Remote journal considerations when restarting the server

This topic discusses the considerations for remote journaling when you restart the server.

Considerations for restarting replication of journal entries

The replication of journal entries to each of the associated remote journals ends implicitly when the local system ends. To begin replicating journal entries to the remote journal, you must restart the remote journal on the target system. After an IPL or vary on operation, you are not required to reassociate the remote journals with the journal on the source system.

Considerations for main storage preservation

In addition to unconfirmed I/O for journal entries, you also need to consider the preservation of main storage for a failed system during recovery processing. Given certain system failures, main storage might or might not be preserved during the following IPL to recover from the system failure. Therefore, it is possible for journal entries to survive in a local journal after a system failure, even if the local or remote I/O was never performed for those journal entries.

Therefore, IPL recovery on a primary system might preserve changes that are not yet replicated to any of the remote journals, even the remote journals that are synchronously maintained. Scenario: Recovery for remote journaling demonstrates that you can use the remote journal function to account for journal entries that survive a system failure in this manner. These journal entries do not cause a total re-priming of the original data when switching back from a backup system which took over the role of the primary system.

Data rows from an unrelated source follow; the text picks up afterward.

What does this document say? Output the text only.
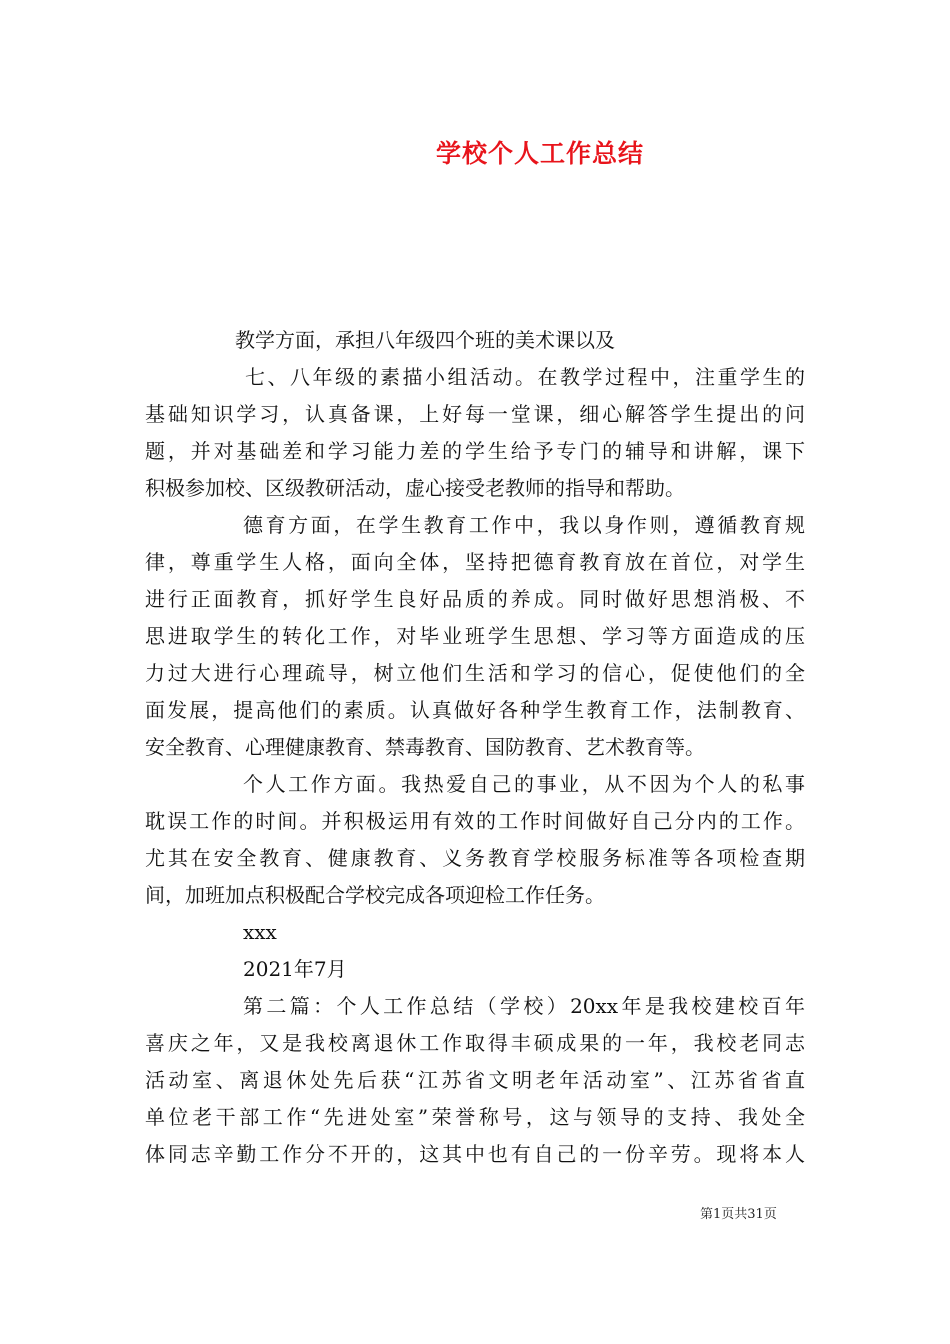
学校个人工作总结
教学方面，承担八年级四个班的美术课以及
七、八年级的素描小组活动。在教学过程中，注重学生的
基础知识学习，认真备课，上好每一堂课，细心解答学生提出的问
题，并对基础差和学习能力差的学生给予专门的辅导和讲解，课下
积极参加校、区级教研活动，虚心接受老教师的指导和帮助。
德育方面，在学生教育工作中，我以身作则，遵循教育规
律，尊重学生人格，面向全体，坚持把德育教育放在首位，对学生
进行正面教育，抓好学生良好品质的养成。同时做好思想消极、不
思进取学生的转化工作，对毕业班学生思想、学习等方面造成的压
力过大进行心理疏导，树立他们生活和学习的信心，促使他们的全
面发展，提高他们的素质。认真做好各种学生教育工作，法制教育、
安全教育、心理健康教育、禁毒教育、国防教育、艺术教育等。
个人工作方面。我热爱自己的事业，从不因为个人的私事
耽误工作的时间。并积极运用有效的工作时间做好自己分内的工作。
尤其在安全教育、健康教育、义务教育学校服务标准等各项检查期
间，加班加点积极配合学校完成各项迎检工作任务。
xxx
2021年7月
第二篇：个人工作总结（学校）20xx年是我校建校百年
喜庆之年，又是我校离退休工作取得丰硕成果的一年，我校老同志
活动室、离退休处先后获“江苏省文明老年活动室”、江苏省省直
单位老干部工作“先进处室”荣誉称号，这与领导的支持、我处全
体同志辛勤工作分不开的，这其中也有自己的一份辛劳。现将本人
第1页共31页
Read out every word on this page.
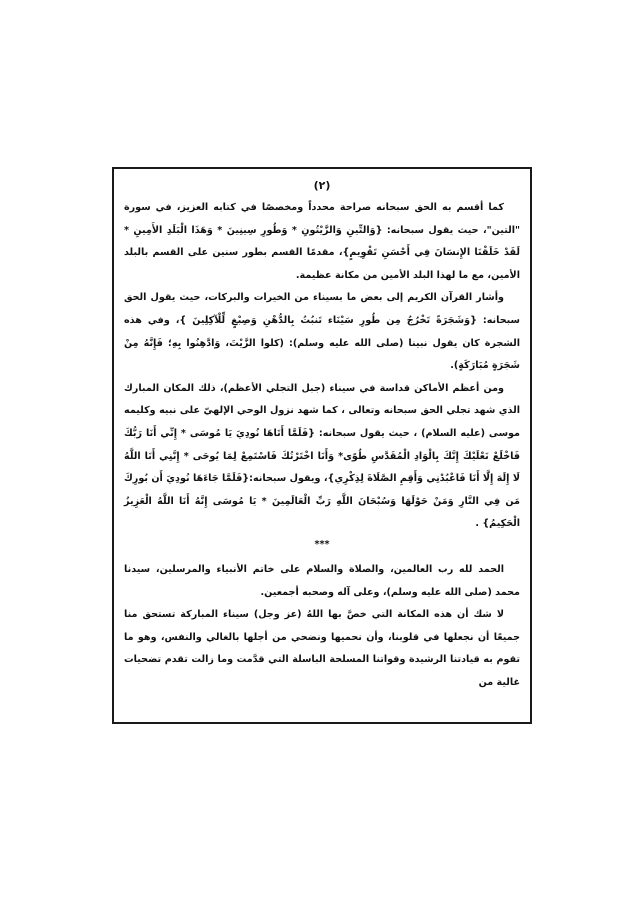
(٢)

كما أقسم به الحق سبحانه صراحة محدداً ومخصصًا في كتابه العزيز، في سورة "التين"، حيث يقول سبحانه: {وَالتِّينِ وَالزَّيْتُونِ * وَطُورِ سِينِينَ * وَهَذَا الْبَلَدِ الأَمِينِ * لَقَدْ خَلَقْنَا الإِنسَانَ فِي أَحْسَنِ تَقْوِيمٍ}، مقدمًا القسم بطور سنين على القسم بالبلد الأمين، مع ما لهذا البلد الأمين من مكانة عظيمة.

وأشار القرآن الكريم إلى بعض ما بسيناء من الخيرات والبركات، حيث يقول الحق سبحانه: {وَشَجَرَةً تَخْرُجُ مِن طُورِ سَيْنَاء تَنبُتُ بِالدُّهْنِ وَصِبْغٍ لِّلْآكِلِينَ }، وفي هذه الشجرة كان يقول نبينا (صلى الله عليه وسلم): (كلوا الزَّيْتَ، وَادَّهِنُوا بِهِ؛ فَإِنَّهُ مِنْ شَجَرَةٍ مُبَارَكَةٍ).

ومن أعظم الأماكن قداسة في سيناء (جبل التجلي الأعظم)، ذلك المكان المبارك الذي شهد تجلي الحق سبحانه وتعالى ، كما شهد نزول الوحي الإلهيّ على نبيه وكليمه موسى (عليه السلام) ، حيث يقول سبحانه: {فَلَمَّا أَتَاهَا نُودِيَ يَا مُوسَى * إِنِّي أَنَا رَبُّكَ فَاخْلَعْ نَعْلَيْكَ إِنَّكَ بِالْوَادِ الْمُقَدَّسِ طُوًى* وَأَنَا اخْتَرْتُكَ فَاسْتَمِعْ لِمَا يُوحَى * إِنَّنِي أَنَا اللَّهُ لَا إِلَهَ إِلَّا أَنَا فَاعْبُدْنِي وَأَقِمِ الصَّلَاةَ لِذِكْرِي}، ويقول سبحانه:{فَلَمَّا جَاءَهَا نُودِيَ أَن بُورِكَ مَن فِي النَّارِ وَمَنْ حَوْلَهَا وَسُبْحَانَ اللَّهِ رَبِّ الْعَالَمِينَ * يَا مُوسَى إِنَّهُ أَنَا اللَّهُ الْعَزِيزُ الْحَكِيمُ} .

***

الحمد لله رب العالمين، والصلاة والسلام على خاتم الأنبياء والمرسلين، سيدنا محمد (صلى الله عليه وسلم)، وعلى آله وصحبه أجمعين.

لا شك أن هذه المكانة التي خصَّ بها اللهُ (عز وجل) سيناء المباركة تستحق منا جميعًا أن نجعلها في قلوبنا، وأن نحميها ونضحي من أجلها بالغالي والنفس، وهو ما تقوم به قيادتنا الرشيدة وقواتنا المسلحة الباسلة التي قدَّمت وما زالت تقدم تضحيات غالية من
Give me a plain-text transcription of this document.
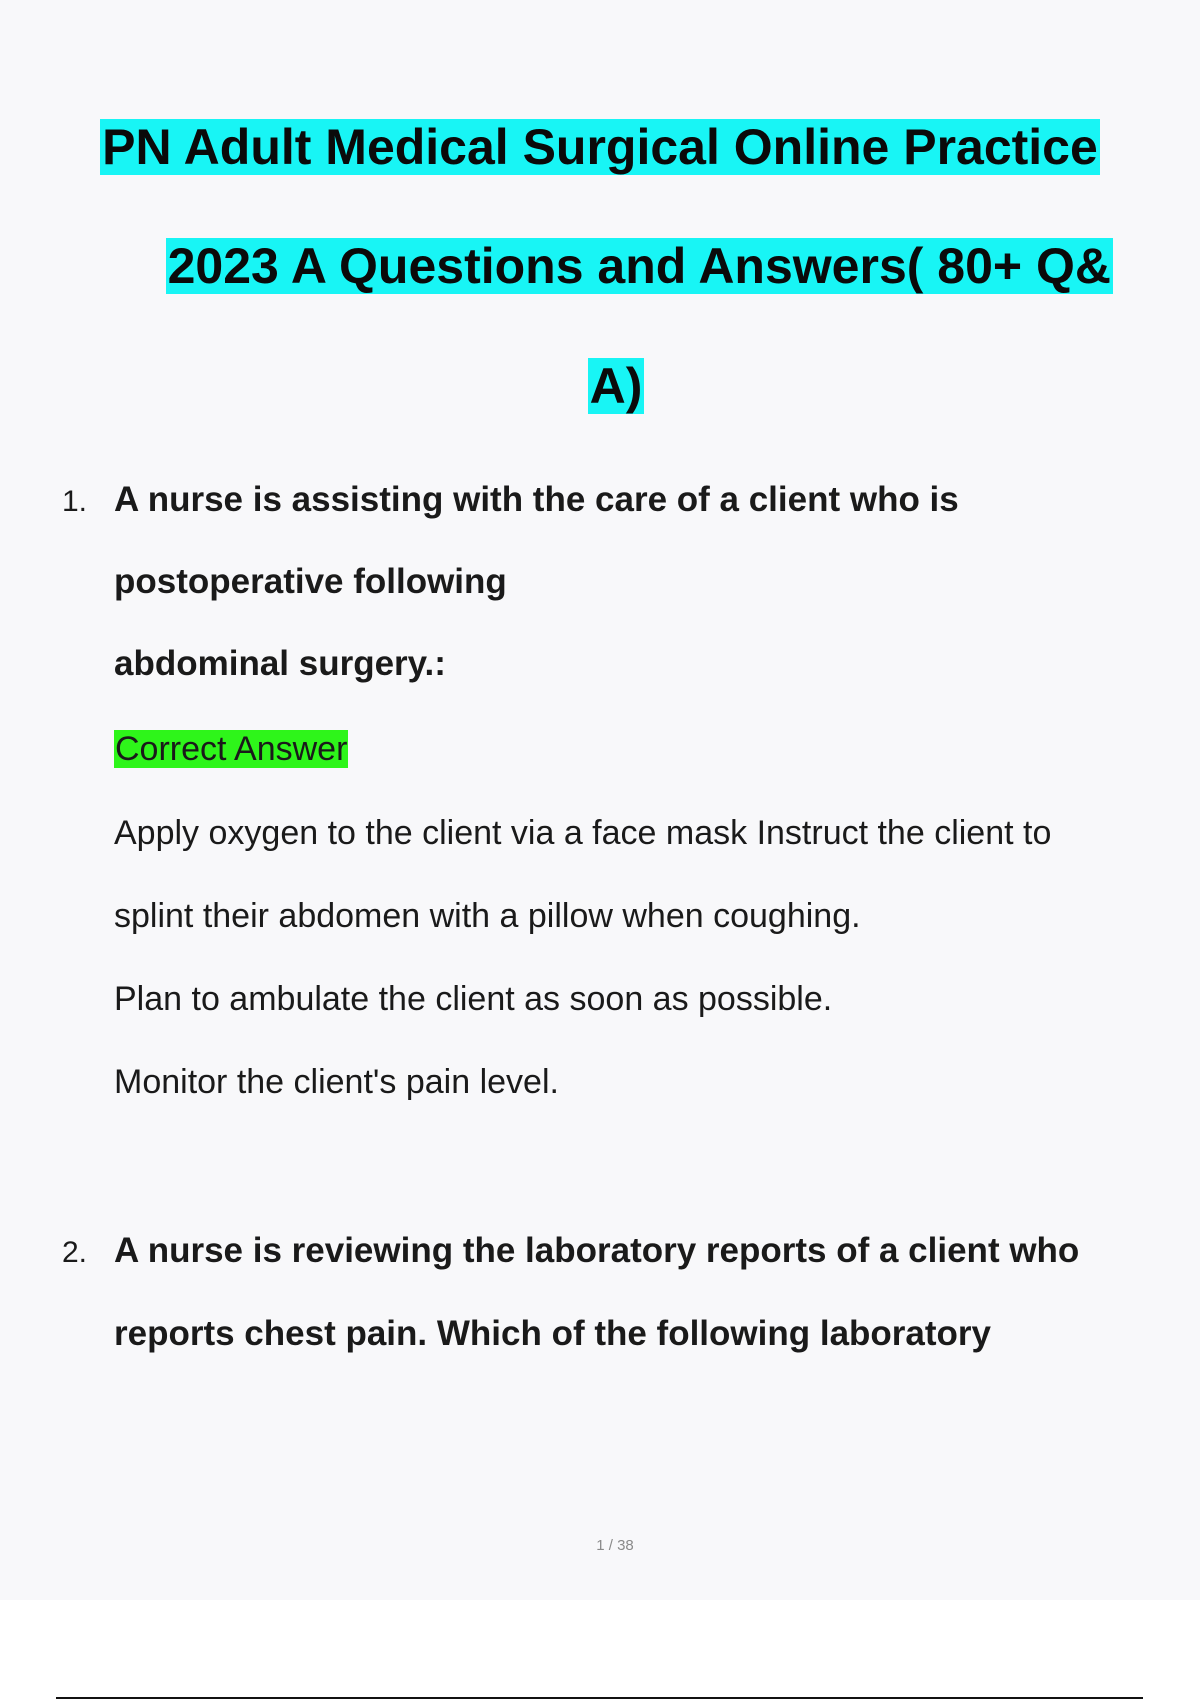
PN Adult Medical Surgical Online Practice
2023 A Questions and Answers( 80+ Q&
A)
1. A nurse is assisting with the care of a client who is
postoperative following
abdominal surgery.:
Correct Answer
Apply oxygen to the client via a face mask Instruct the client to
splint their abdomen with a pillow when coughing.
Plan to ambulate the client as soon as possible.
Monitor the client's pain level.
2. A nurse is reviewing the laboratory reports of a client who
reports chest pain. Which of the following laboratory
1 / 38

In the scenario, when the system ends, the system does not return control to the application programs that are in the process of generating these surviving journal entries. Therefore, the application does not know whether or not any of operations completed when the system ends. Also, the application does not make dependencies or decisions on these operations. This includes dependencies or decisions by the application performing the operation or any other application that could be possibly dependent upon the data affected by the operation.

Because of this consideration, it is recommended that you journal both the before-images and after-images for any objects, if possible. With the before-images, the work can then be backed out after the IPL or vary on operation. If the data activity is not backed out after the IPL or vary on operation, the alternative is to re-prime the primary system data completely from the backup data which had assumed the role of the primary.

Considerations for when the target system ends

When remote journaling is active, if the target system ends whether normal or abnormal, journaling on the source system is not affected. The local system continues to deposit entries into the local journal without an error. The system sends a message to the message queue of the local journal to alert the operator that remote journaling ended. When the target is again available, you can reactivate remote journaling from the source system. When you activate remote journaling, the default is for the local system to start sending journal entries starting with the first entry the target system is missing. Additionally, you can specify that remote journaling automatically try to restart when the target system ends.

Considerations for commitment control

Commitment control, especially two-phase commitment control, can cause some additional considerations and potential complications. For example, if any of the entries that were preserved but not yet confirmed were a commit or a rollback operation, then the transaction will have to be reconciled accordingly between the primary system, and the backup system.

Considerations for journal caching

Journal caching affects remote journaling. Since journal entries are not sent to the target system right away, the number of journal entries that are not confirmed in a synchronous remote journal environment are always greater than if you are not using journal caching.